There's the plot and it will career locomotively from the abject squalour to the gleaming perfection of the engine. Dystopia, revolt and what it can tell us is a plot that has been intact for time immemorial through its use during the acceleration of technology and populist politcs of the last few centuries. The forumla still works so that's what we get here. The difference between one and the next lie in the personal touch: political or social details added; style. Snowpiercer has a little of the former but a quarry worth of the latter.

If Chris Evans' hero of the people seems a little bland then that should be down to formula as well. The rebels of dystopias are people who are awakened to tyranny from a comatose complacency (like Logan or Neo). Their extra qualities must rise from their ordinariness for credibility and empathy. Until his character, Curtis, tells his long but compelling story of how he was awoken I kept wanting his offsider, the dependable Jamie Bell, to take the action helm. But it works as is.

But this film delivers its still fresh message about the price of privilege and the need to question the inaction it demands and delivers it in great style. John Hurt's character is not called Gilliam for nothing. There is such delight in the kind of stainless steel and Bakelite world of the Snowpiercer from the Dickensianly oilstained poor but a lot of Terry G in the floppy protein bars that look like they're made from aspic and crude oil. The spotless rich in the forward sections and the absurdism of the class (led by a perfectly high pitched Alison Pill) and the throwaway contempt of the rich children are also done in worthy tribute. But the carriage filled with the blade wielding fishmarket ninjas and the extraordinary fight coreography ensuant is all Bong Joon-ho. If we needed it we need look no further to be reminded of his back catalogue than the presence of Bong alumnus Song Kang-Ho whose difficulty as a character (he is the only one with lines who never speaks English, keeping to subtitled Korean, and it feels like perversity rather than lack) makes him impossible to dislike.

Bong's back catalogue stretches elastically form the eerie political police procedural Memories of Murder, through the exhilarating monster movie The Host and the gut-punching morality tale Mother. Because of the comfort he has shown with all of that diversity we have no trouble watching this non stop actioner with its happy frequent humour and even more frequent red spurting violence. He is simply a contemporary master who takes a delight in detail, machinery both human and metal and the opportunity to inject satire in every gap that presents itself lest the action or the grimness get laughably intense.

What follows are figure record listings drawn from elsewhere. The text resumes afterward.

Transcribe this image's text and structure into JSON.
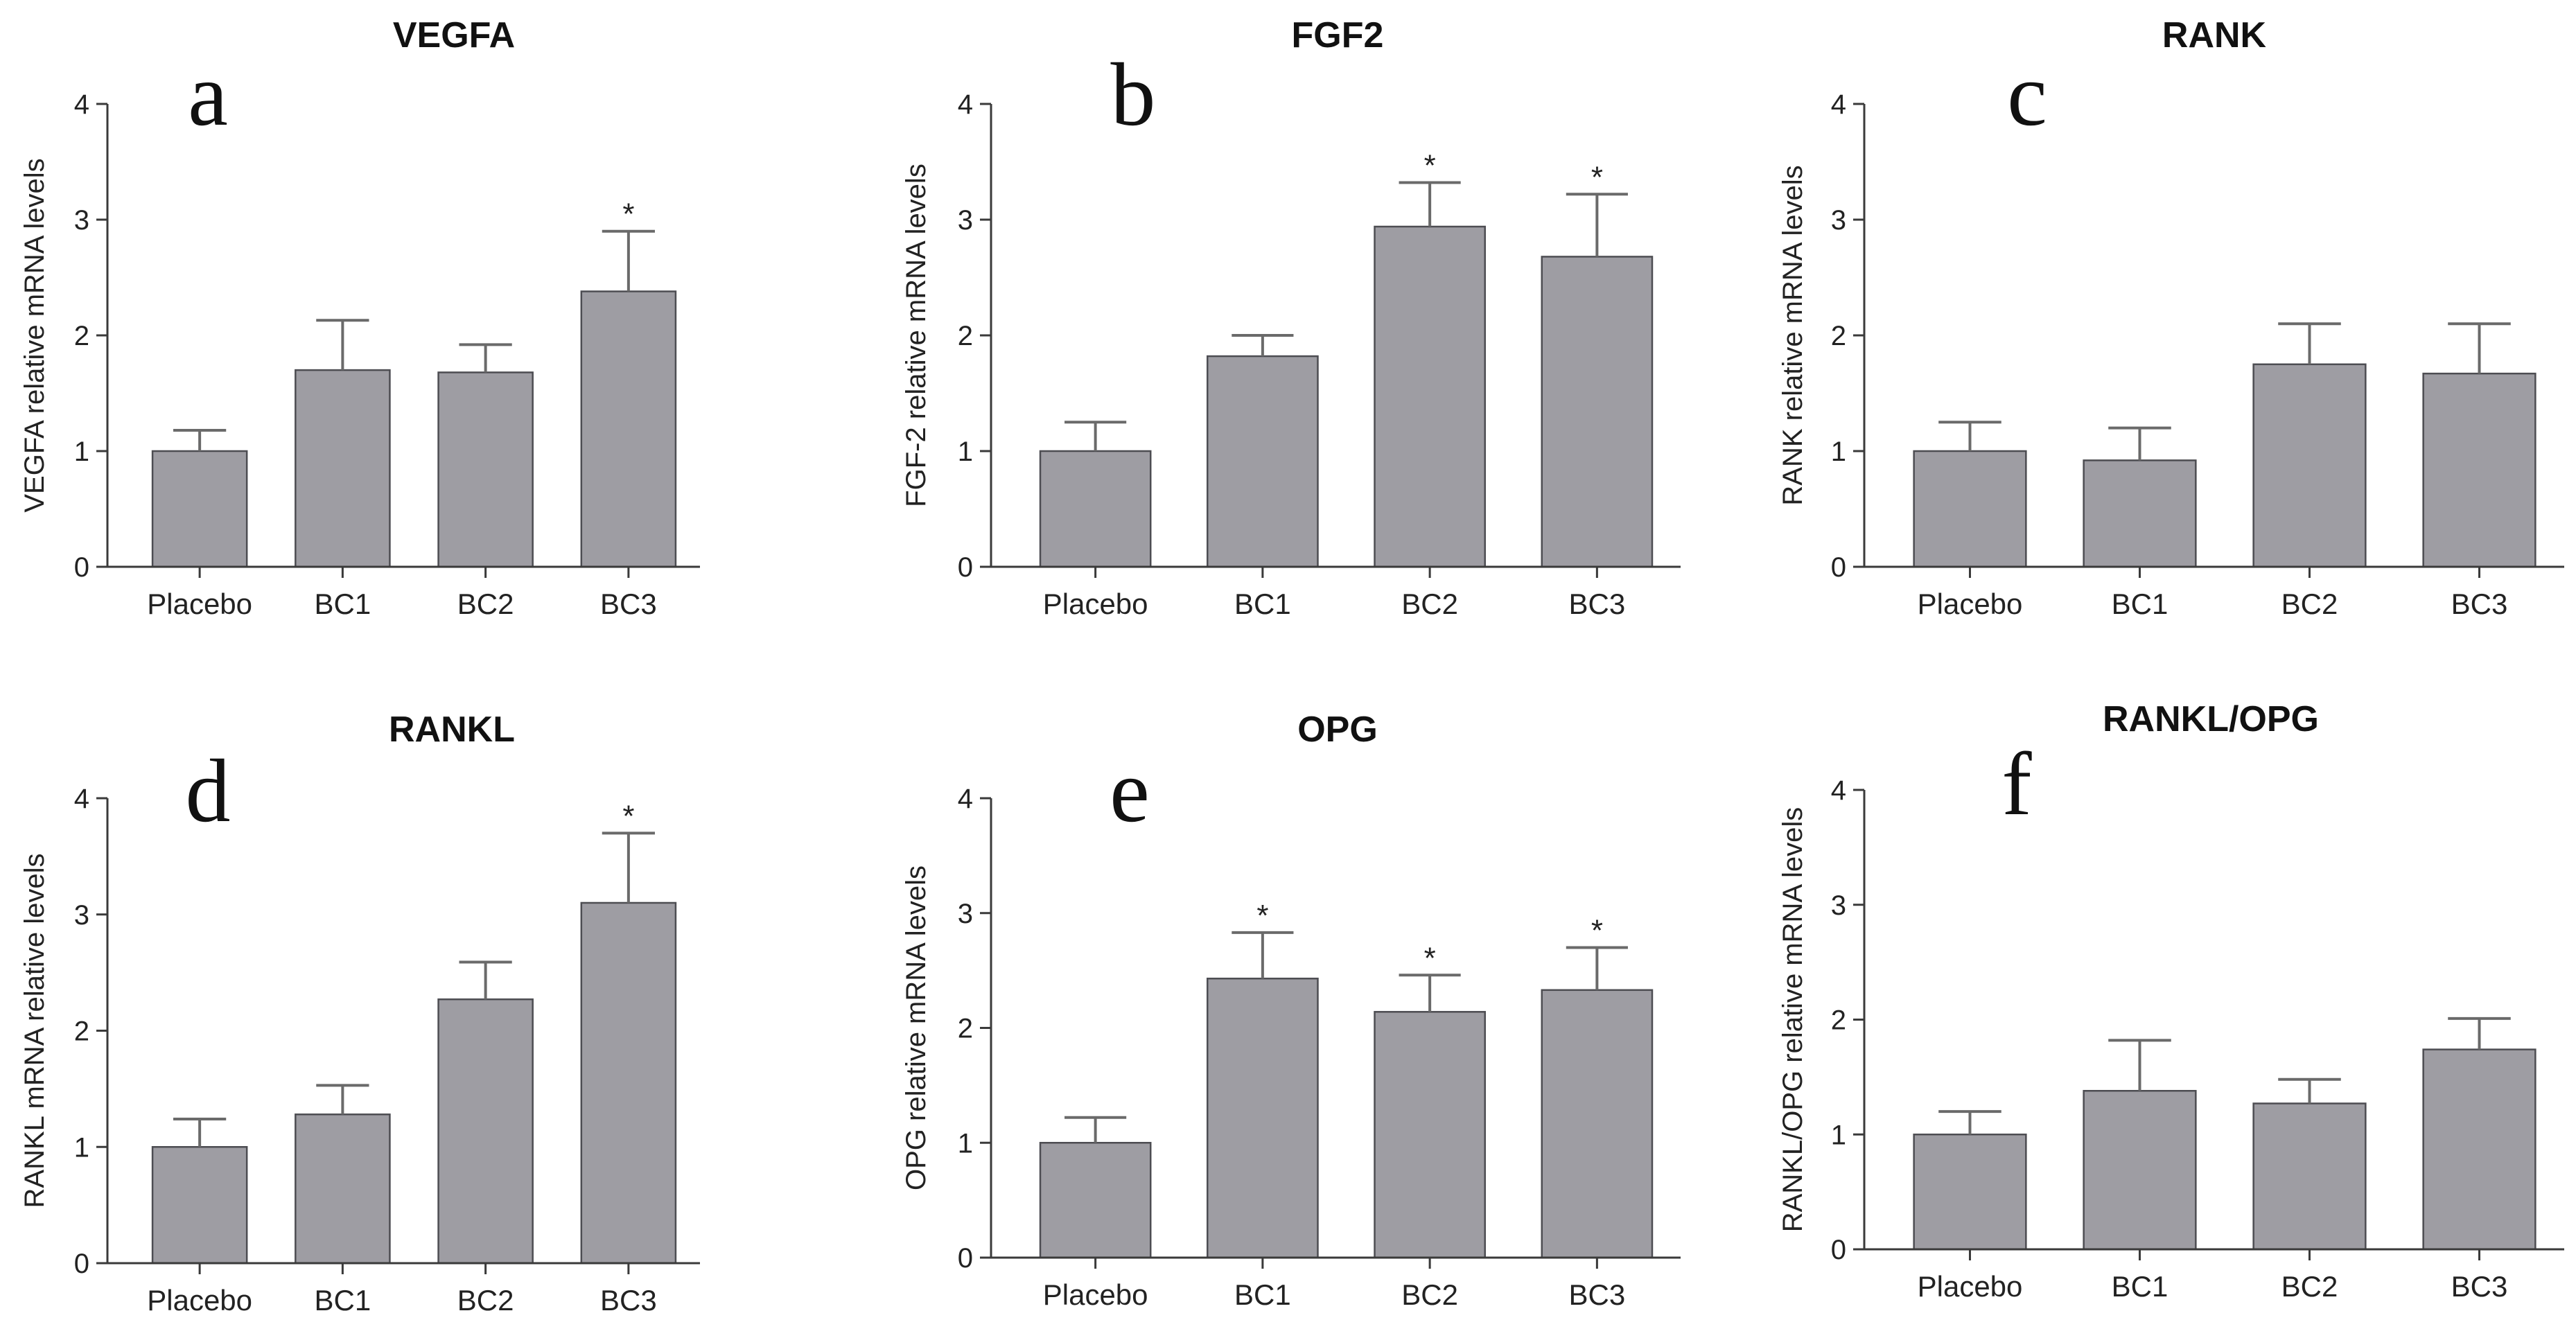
{
  "chart_data": [
    {
      "type": "bar",
      "letter": "a",
      "title": "VEGFA",
      "ylabel": "VEGFA relative mRNA levels",
      "categories": [
        "Placebo",
        "BC1",
        "BC2",
        "BC3"
      ],
      "values": [
        1.0,
        1.7,
        1.68,
        2.38
      ],
      "errors": [
        0.18,
        0.43,
        0.24,
        0.52
      ],
      "significant": [
        false,
        false,
        false,
        true
      ],
      "significance_marker": "*",
      "ylim": [
        0,
        4
      ],
      "yticks": [
        "0",
        "1",
        "2",
        "3",
        "4"
      ]
    },
    {
      "type": "bar",
      "letter": "b",
      "title": "FGF2",
      "ylabel": "FGF-2 relative mRNA levels",
      "categories": [
        "Placebo",
        "BC1",
        "BC2",
        "BC3"
      ],
      "values": [
        1.0,
        1.82,
        2.94,
        2.68
      ],
      "errors": [
        0.25,
        0.18,
        0.38,
        0.54
      ],
      "significant": [
        false,
        false,
        true,
        true
      ],
      "significance_marker": "*",
      "ylim": [
        0,
        4
      ],
      "yticks": [
        "0",
        "1",
        "2",
        "3",
        "4"
      ]
    },
    {
      "type": "bar",
      "letter": "c",
      "title": "RANK",
      "ylabel": "RANK relative mRNA levels",
      "categories": [
        "Placebo",
        "BC1",
        "BC2",
        "BC3"
      ],
      "values": [
        1.0,
        0.92,
        1.75,
        1.67
      ],
      "errors": [
        0.25,
        0.28,
        0.35,
        0.43
      ],
      "significant": [
        false,
        false,
        false,
        false
      ],
      "significance_marker": "*",
      "ylim": [
        0,
        4
      ],
      "yticks": [
        "0",
        "1",
        "2",
        "3",
        "4"
      ]
    },
    {
      "type": "bar",
      "letter": "d",
      "title": "RANKL",
      "ylabel": "RANKL mRNA relative levels",
      "categories": [
        "Placebo",
        "BC1",
        "BC2",
        "BC3"
      ],
      "values": [
        1.0,
        1.28,
        2.27,
        3.1
      ],
      "errors": [
        0.24,
        0.25,
        0.32,
        0.6
      ],
      "significant": [
        false,
        false,
        false,
        true
      ],
      "significance_marker": "*",
      "ylim": [
        0,
        4
      ],
      "yticks": [
        "0",
        "1",
        "2",
        "3",
        "4"
      ]
    },
    {
      "type": "bar",
      "letter": "e",
      "title": "OPG",
      "ylabel": "OPG relative mRNA levels",
      "categories": [
        "Placebo",
        "BC1",
        "BC2",
        "BC3"
      ],
      "values": [
        1.0,
        2.43,
        2.14,
        2.33
      ],
      "errors": [
        0.22,
        0.4,
        0.32,
        0.37
      ],
      "significant": [
        false,
        true,
        true,
        true
      ],
      "significance_marker": "*",
      "ylim": [
        0,
        4
      ],
      "yticks": [
        "0",
        "1",
        "2",
        "3",
        "4"
      ]
    },
    {
      "type": "bar",
      "letter": "f",
      "title": "RANKL/OPG",
      "ylabel": "RANKL/OPG relative mRNA levels",
      "categories": [
        "Placebo",
        "BC1",
        "BC2",
        "BC3"
      ],
      "values": [
        1.0,
        1.38,
        1.27,
        1.74
      ],
      "errors": [
        0.2,
        0.44,
        0.21,
        0.27
      ],
      "significant": [
        false,
        false,
        false,
        false
      ],
      "significance_marker": "*",
      "ylim": [
        0,
        4
      ],
      "yticks": [
        "0",
        "1",
        "2",
        "3",
        "4"
      ]
    }
  ]
}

If you like your dystopias fast furious and frequently funny and bathed in edible style and compelling action you should go and see this at a cinema. It'll be great at home but for action like this, fall into the swell of a public screening. You and the film deserve it.


PS - something that occured to me at the screening that I forgot about writing the review:

Snowpiercer reminded me of those great sci fi or mystique movies that came out in the 80s where the sci was as important as the fi and packed a style-wallop in there as well. All those straight to the Valhalla films that the great glug deluge of Star Wars and its lo-nutrient copyists pushed underground like The Quiet Earth, The Navigator, The Keep, The Element of Crime, Lifeforce or The Hidden. There's such commitment to the world it creates in every frame, such belief in where it's going. These were movies you'd go back to on video. You'd miss the energy of the cinema audience around you but something always remained. That's what this movie is like.